If you get him back, I am sure there are some things that will change especially when he does his flight exercises. Sometimes hard experiences is the best teacher. Good luck to you and hope you a second chance as we did.


----------



## Lin Hansen (Jan 9, 2004)

Matt,

Sending best wishes to you that your bird returns....sorry you are going through such worry and uncertainty....best of luck to you.

Linda


----------



## alaska (Mar 17, 2005)

Fingers crossed you pet pigeon returns to you and is out there searching for a mate, or just hanging around with his family.
I have known a few people that lost birds in similar situations and they eventually did return weeks later, so it still is possible, however your pet pigeon may have taken up permanent residency with a mate somewhere else and may be living a happy life there aswell.
Please keep us informed if he ever shows up around you again 
Regards
Alaska


----------



## Girl (Mar 3, 2005)

mcrowding said:


> For those of you that have had experience with birds as pets...I figure there are two options. One is that he flew back to the airport to be with the other thousand pigeons and find a mate. The second option is that another animal was hungry and I don't want to think about it.

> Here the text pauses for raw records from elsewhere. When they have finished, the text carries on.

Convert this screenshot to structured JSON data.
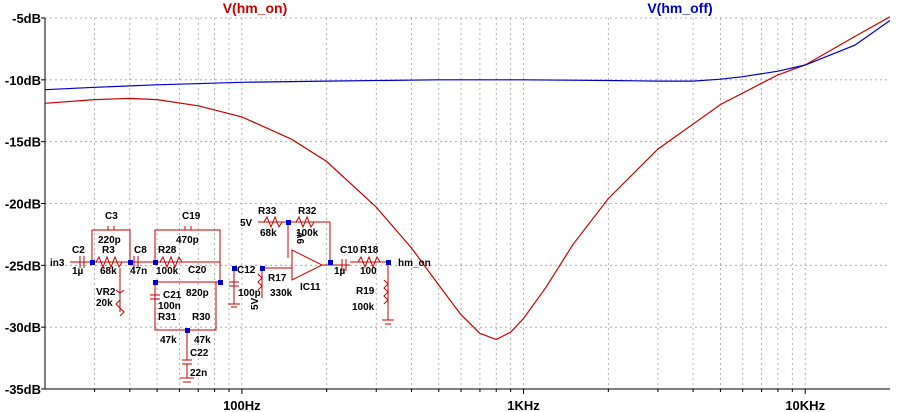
{
  "chart_data": {
    "type": "line",
    "x_scale": "log",
    "xlim": [
      20,
      20000
    ],
    "ylim": [
      -35,
      -5
    ],
    "yticks": [
      -5,
      -10,
      -15,
      -20,
      -25,
      -30,
      -35
    ],
    "ytick_labels": [
      "-5dB",
      "-10dB",
      "-15dB",
      "-20dB",
      "-25dB",
      "-30dB",
      "-35dB"
    ],
    "xticks": [
      100,
      1000,
      10000
    ],
    "xtick_labels": [
      "100Hz",
      "1KHz",
      "10KHz"
    ],
    "grid": true,
    "series": [
      {
        "name": "V(hm_on)",
        "color": "#cc0000",
        "x": [
          20,
          30,
          40,
          50,
          70,
          100,
          150,
          200,
          300,
          400,
          500,
          600,
          700,
          800,
          900,
          1000,
          1200,
          1500,
          2000,
          3000,
          5000,
          8000,
          10000,
          15000,
          20000
        ],
        "y": [
          -11.9,
          -11.6,
          -11.5,
          -11.6,
          -12.1,
          -13.0,
          -14.8,
          -16.6,
          -20.3,
          -23.6,
          -26.6,
          -29.0,
          -30.5,
          -31.0,
          -30.4,
          -29.3,
          -26.8,
          -23.3,
          -19.6,
          -15.6,
          -12.0,
          -9.6,
          -8.8,
          -6.5,
          -4.9
        ]
      },
      {
        "name": "V(hm_off)",
        "color": "#0000cc",
        "x": [
          20,
          30,
          50,
          100,
          200,
          500,
          1000,
          2000,
          3000,
          4000,
          5000,
          6000,
          8000,
          10000,
          15000,
          20000
        ],
        "y": [
          -10.8,
          -10.6,
          -10.4,
          -10.2,
          -10.1,
          -10.0,
          -10.0,
          -10.05,
          -10.1,
          -10.1,
          -9.95,
          -9.75,
          -9.3,
          -8.8,
          -7.2,
          -5.2
        ]
      }
    ]
  },
  "schematic": {
    "labels": [
      "C3",
      "220p",
      "C19",
      "470p",
      "R33",
      "68k",
      "R32",
      "100k",
      "5V",
      "C2",
      "1µ",
      "R3",
      "68k",
      "C8",
      "47n",
      "R28",
      "100k",
      "C20",
      "820p",
      "C12",
      "100p",
      "R17",
      "330k",
      "9V",
      "C10",
      "1µ",
      "R18",
      "100",
      "hm_on",
      "in3",
      "VR2",
      "20k",
      "C21",
      "100n",
      "5V",
      "IC11",
      "R19",
      "100k",
      "R31",
      "47k",
      "R30",
      "47k",
      "C22",
      "22n"
    ]
  }
}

Hi mcrowding, I hope you pj is doing well and that it was the first option that happened. I don't want to think about it either if it was the second.

Don't feel bad, it happened to me too. See my post - "Sweet's little adventure - or my worse fears!" 

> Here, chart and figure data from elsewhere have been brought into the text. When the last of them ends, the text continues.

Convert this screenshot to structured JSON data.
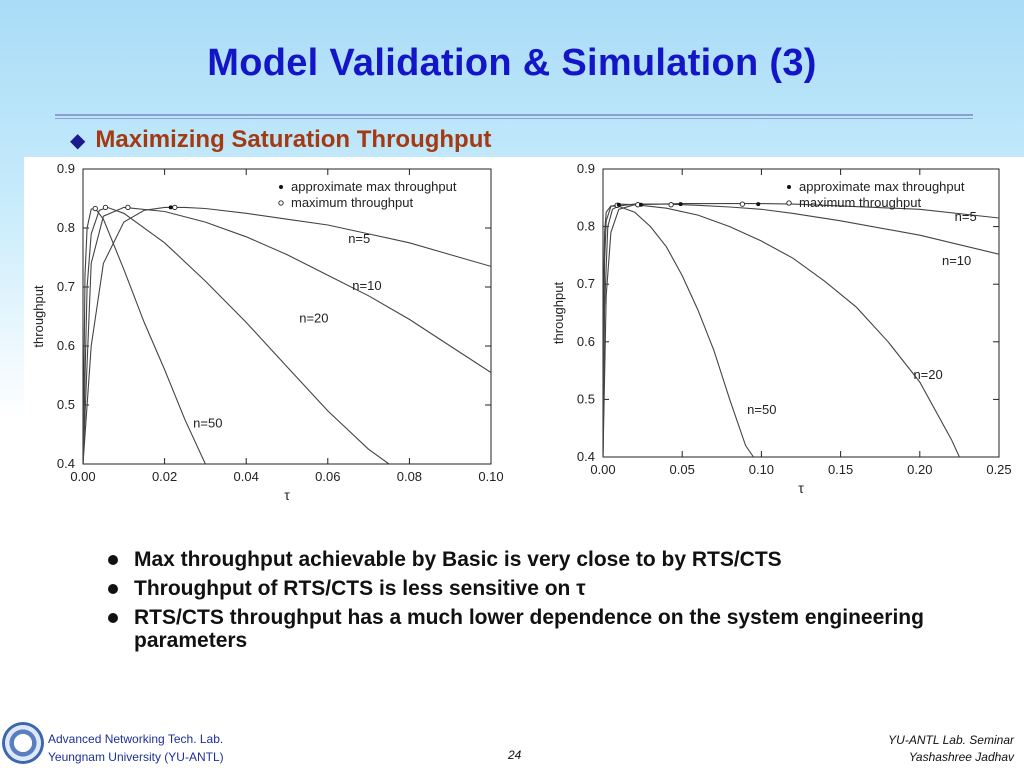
{
  "slide": {
    "title": "Model Validation & Simulation (3)",
    "subtitle": "Maximizing Saturation Throughput",
    "subtitle_bullet": "◆",
    "bullets": [
      "Max throughput achievable by Basic is very close to by RTS/CTS",
      "Throughput of RTS/CTS is less sensitive on τ",
      "RTS/CTS throughput has a much lower dependence on the system engineering parameters"
    ],
    "footer": {
      "lab": "Advanced Networking Tech. Lab.",
      "university": "Yeungnam University (YU-ANTL)",
      "page": "24",
      "seminar": "YU-ANTL Lab. Seminar",
      "author": "Yashashree Jadhav"
    }
  },
  "chart_data": [
    {
      "type": "line",
      "xlabel": "τ",
      "ylabel": "throughput",
      "xlim": [
        0,
        0.1
      ],
      "ylim": [
        0.4,
        0.9
      ],
      "xticks": [
        "0.00",
        "0.02",
        "0.04",
        "0.06",
        "0.08",
        "0.10"
      ],
      "yticks": [
        "0.4",
        "0.5",
        "0.6",
        "0.7",
        "0.8",
        "0.9"
      ],
      "legend_position": "top-right",
      "legend": [
        "approximate max throughput",
        "maximum throughput"
      ],
      "series": [
        {
          "name": "n=5",
          "x": [
            0.0,
            0.002,
            0.005,
            0.01,
            0.015,
            0.02,
            0.025,
            0.03,
            0.04,
            0.05,
            0.06,
            0.07,
            0.08,
            0.09,
            0.1
          ],
          "y": [
            0.4,
            0.6,
            0.74,
            0.81,
            0.83,
            0.835,
            0.835,
            0.833,
            0.825,
            0.815,
            0.805,
            0.79,
            0.775,
            0.755,
            0.735
          ]
        },
        {
          "name": "n=10",
          "x": [
            0.0,
            0.002,
            0.005,
            0.01,
            0.02,
            0.03,
            0.04,
            0.05,
            0.06,
            0.07,
            0.08,
            0.09,
            0.1
          ],
          "y": [
            0.4,
            0.74,
            0.82,
            0.835,
            0.828,
            0.81,
            0.785,
            0.755,
            0.72,
            0.685,
            0.645,
            0.6,
            0.555
          ]
        },
        {
          "name": "n=20",
          "x": [
            0.0,
            0.001,
            0.002,
            0.004,
            0.006,
            0.01,
            0.02,
            0.03,
            0.04,
            0.05,
            0.06,
            0.07,
            0.075
          ],
          "y": [
            0.4,
            0.7,
            0.79,
            0.83,
            0.835,
            0.825,
            0.775,
            0.71,
            0.64,
            0.565,
            0.49,
            0.425,
            0.4
          ]
        },
        {
          "name": "n=50",
          "x": [
            0.0,
            0.0005,
            0.001,
            0.002,
            0.003,
            0.005,
            0.01,
            0.015,
            0.02,
            0.025,
            0.03
          ],
          "y": [
            0.4,
            0.72,
            0.8,
            0.832,
            0.833,
            0.815,
            0.73,
            0.64,
            0.56,
            0.475,
            0.4
          ]
        }
      ],
      "markers_approx": [
        {
          "x": 0.0215,
          "y": 0.835
        }
      ],
      "markers_max": [
        {
          "x": 0.003,
          "y": 0.833
        },
        {
          "x": 0.0055,
          "y": 0.835
        },
        {
          "x": 0.011,
          "y": 0.835
        },
        {
          "x": 0.0225,
          "y": 0.835
        }
      ],
      "annotations": [
        {
          "text": "n=5",
          "x": 0.065,
          "y": 0.775
        },
        {
          "text": "n=10",
          "x": 0.066,
          "y": 0.695
        },
        {
          "text": "n=20",
          "x": 0.053,
          "y": 0.64
        },
        {
          "text": "n=50",
          "x": 0.027,
          "y": 0.462
        }
      ]
    },
    {
      "type": "line",
      "xlabel": "τ",
      "ylabel": "throughput",
      "xlim": [
        0,
        0.25
      ],
      "ylim": [
        0.4,
        0.9
      ],
      "xticks": [
        "0.00",
        "0.05",
        "0.10",
        "0.15",
        "0.20",
        "0.25"
      ],
      "yticks": [
        "0.4",
        "0.5",
        "0.6",
        "0.7",
        "0.8",
        "0.9"
      ],
      "legend_position": "top-right",
      "legend": [
        "approximate max throughput",
        "maximum throughput"
      ],
      "series": [
        {
          "name": "n=5",
          "x": [
            0.0,
            0.002,
            0.005,
            0.01,
            0.02,
            0.05,
            0.08,
            0.1,
            0.12,
            0.15,
            0.2,
            0.25
          ],
          "y": [
            0.4,
            0.68,
            0.79,
            0.83,
            0.838,
            0.84,
            0.84,
            0.84,
            0.839,
            0.836,
            0.83,
            0.815
          ]
        },
        {
          "name": "n=10",
          "x": [
            0.0,
            0.001,
            0.003,
            0.006,
            0.01,
            0.02,
            0.04,
            0.06,
            0.08,
            0.1,
            0.12,
            0.15,
            0.2,
            0.25
          ],
          "y": [
            0.4,
            0.66,
            0.8,
            0.83,
            0.836,
            0.839,
            0.839,
            0.837,
            0.834,
            0.83,
            0.823,
            0.81,
            0.785,
            0.752
          ]
        },
        {
          "name": "n=20",
          "x": [
            0.0,
            0.0005,
            0.001,
            0.002,
            0.005,
            0.01,
            0.02,
            0.04,
            0.06,
            0.08,
            0.1,
            0.12,
            0.14,
            0.16,
            0.18,
            0.2,
            0.22,
            0.225
          ],
          "y": [
            0.4,
            0.62,
            0.74,
            0.81,
            0.835,
            0.839,
            0.838,
            0.832,
            0.82,
            0.8,
            0.775,
            0.745,
            0.705,
            0.66,
            0.6,
            0.53,
            0.43,
            0.4
          ]
        },
        {
          "name": "n=50",
          "x": [
            0.0,
            0.0003,
            0.0006,
            0.001,
            0.002,
            0.005,
            0.01,
            0.02,
            0.03,
            0.04,
            0.05,
            0.06,
            0.07,
            0.08,
            0.09,
            0.095
          ],
          "y": [
            0.4,
            0.6,
            0.72,
            0.79,
            0.825,
            0.836,
            0.835,
            0.825,
            0.8,
            0.765,
            0.715,
            0.655,
            0.585,
            0.5,
            0.42,
            0.4
          ]
        }
      ],
      "markers_approx": [
        {
          "x": 0.01,
          "y": 0.838
        },
        {
          "x": 0.024,
          "y": 0.838
        },
        {
          "x": 0.049,
          "y": 0.839
        },
        {
          "x": 0.098,
          "y": 0.839
        }
      ],
      "markers_max": [
        {
          "x": 0.009,
          "y": 0.837
        },
        {
          "x": 0.022,
          "y": 0.838
        },
        {
          "x": 0.043,
          "y": 0.838
        },
        {
          "x": 0.088,
          "y": 0.839
        }
      ],
      "annotations": [
        {
          "text": "n=5",
          "x": 0.222,
          "y": 0.81
        },
        {
          "text": "n=10",
          "x": 0.214,
          "y": 0.733
        },
        {
          "text": "n=20",
          "x": 0.196,
          "y": 0.535
        },
        {
          "text": "n=50",
          "x": 0.091,
          "y": 0.475
        }
      ]
    }
  ]
}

You'd be surprised, Sweets chose to stay close by and I mean close by as in on the balcony of the penthhouse apartment next door which is on the 8th floor and our apartment is on the second floor. I was so surprised that he could even go that high up considering that he is hand raised or know well enough to stay close by since we have never let him out of the apartment before that incident. I didn't find him till the next day. 

If you believe that he is around, look around the buildings near your home, pigeons like high places i.e. roof tops, balconies etc. Sweets could not recognise me from the penthhouse balcony, I had to go to him up onto the 8th floor instead before he flew to me. 



mcrowding said:


> We took him on walks to the park with us and he'd do his own thing until we got too far away and then he'd fly back to us. We even gave him our bathroom and left the window open so he'd have a place to stay, but could come and go as he wished. In the morning he'd fly somewhere (we just knew it was across the street) and come back under the deck stairs around 9am.


I don't want to raise your hopes but keep a look out for the place he often flys to, like you said, across the street.

Goodluck!


----------